Si on était dans un livre, on serait du côté de l’élégance sans lendemain de Sagan. Si on était au cinéma, il faudrait peut-être davantage regarder du côté de Leos Carax, égérie noire des années 80. Il y a de tout ça dans ce neuvième album studio de Benjamin Biolay, dont la sortie sur fond de pandémie est un véritable évènement en France. Surtout que l’auteur-compositeur-interprète a été très présent là-bas pendant le confinement, diffusant tous les jours sur les réseaux sociaux ses interprétations guitare-voix de classiques de la chanson française, et prenant fortement position pour un meilleur soutien de la culture.

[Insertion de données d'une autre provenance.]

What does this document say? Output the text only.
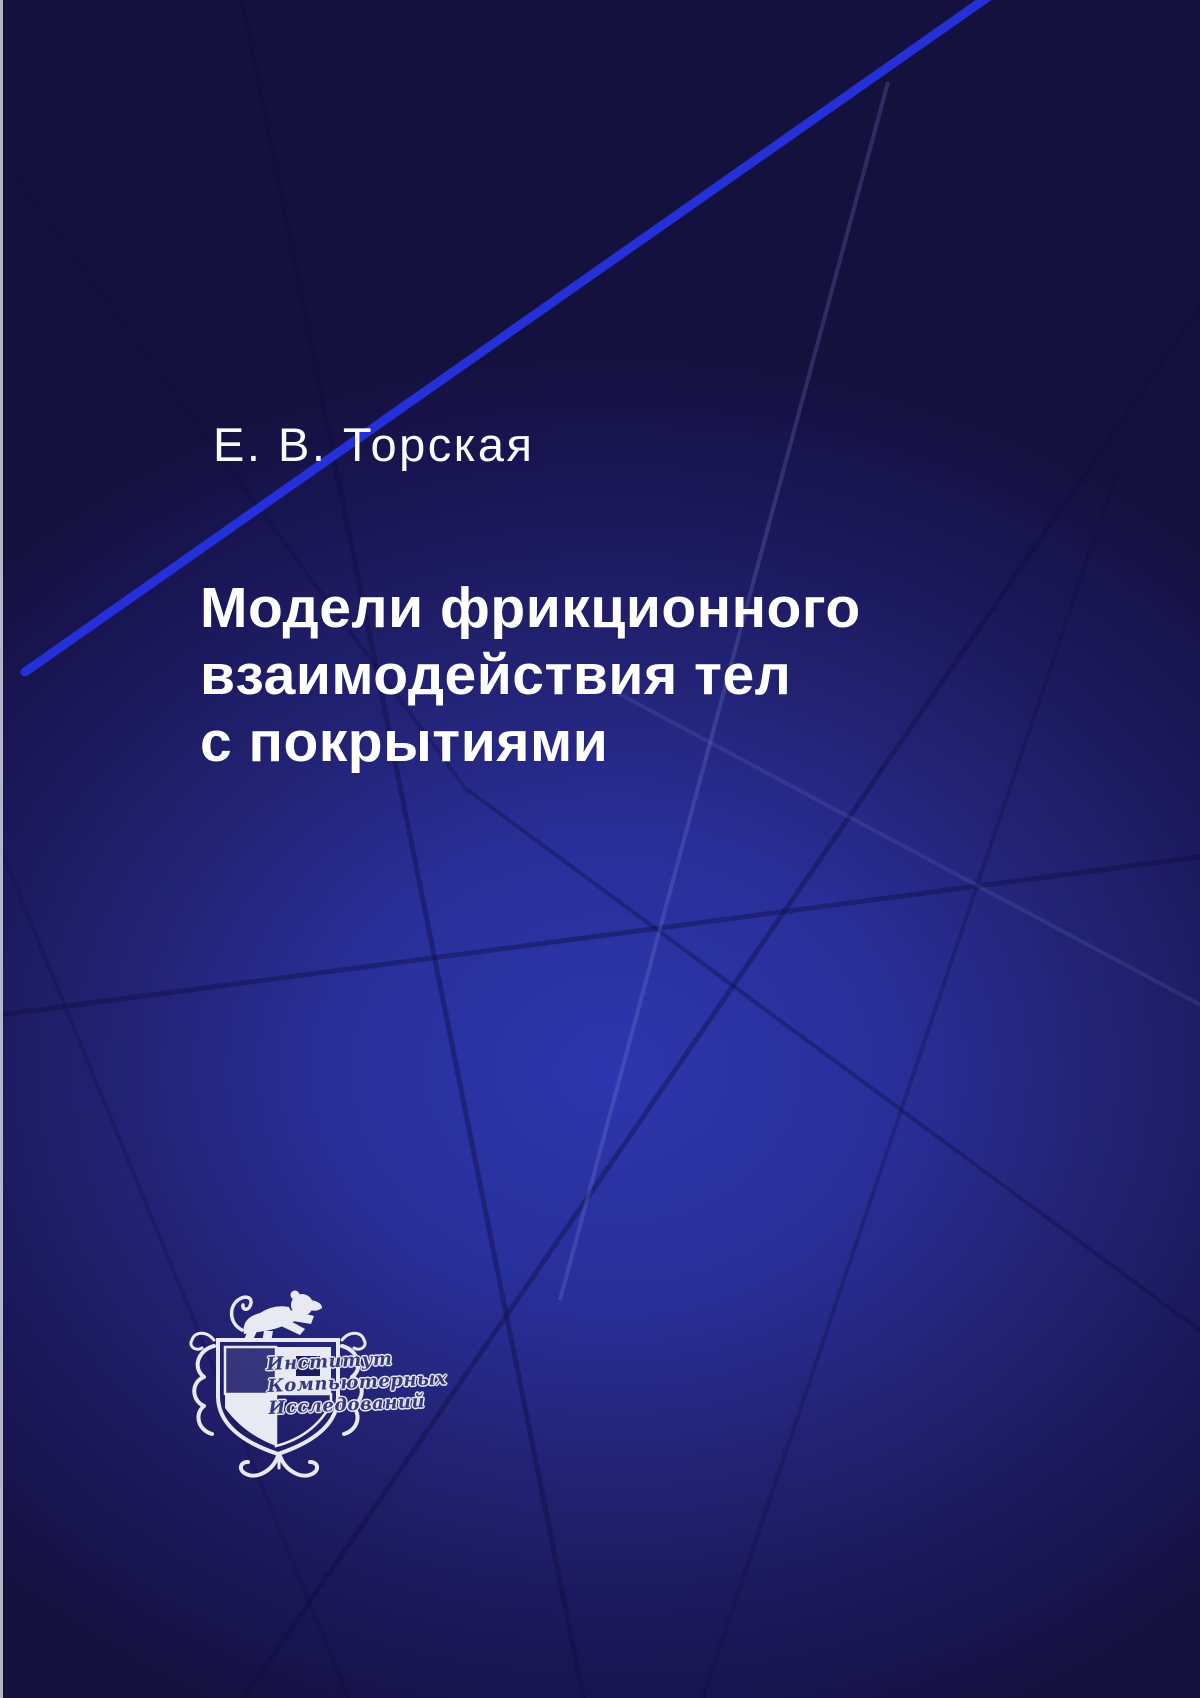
Е. В. Торская
Модели фрикционного
взаимодействия тел
с покрытиями
Институт
Компьютерных
Исследований
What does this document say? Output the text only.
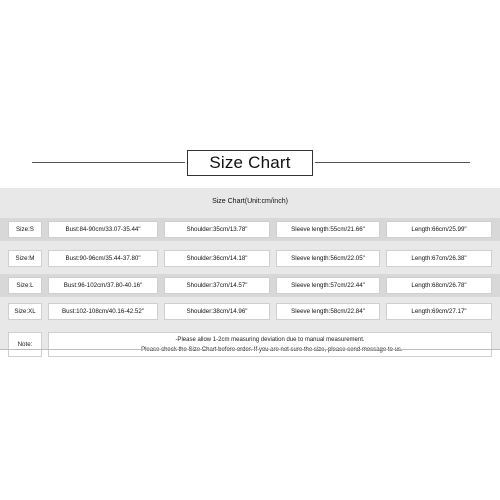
Size Chart
Size Chart(Unit:cm/inch)
Size:S	Bust:84-90cm/33.07-35.44"	Shoulder:35cm/13.78"	Sleeve length:55cm/21.66"	Length:66cm/25.99"
Size:M	Bust:90-96cm/35.44-37.80"	Shoulder:36cm/14.18"	Sleeve length:56cm/22.05"	Length:67cm/26.38"
Size:L	Bust:96-102cm/37.80-40.16"	Shoulder:37cm/14.57"	Sleeve length:57cm/22.44"	Length:68cm/26.78"
Size:XL	Bust:102-108cm/40.16-42.52"	Shoulder:38cm/14.96"	Sleeve length:58cm/22.84"	Length:69cm/27.17"
Note:
-Please allow 1-2cm measuring deviation due to manual measurement.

Josée Lapointe Josée Lapointe
La Presse

Inspiré par la culture de la F1 en général, et en particulier par le pilote français Jules Bianchi, mort dans un accident en 2015, Grand Prix est mené tambour battant. Avec un rock trépidant, très près justement du courant alternatif des années 80 de groupes comme New Order. Il a beau être ponctué çà et là par un peu de folk ou de bossa-nova, cet album fonce vers la ligne d’arrivée à fond de train.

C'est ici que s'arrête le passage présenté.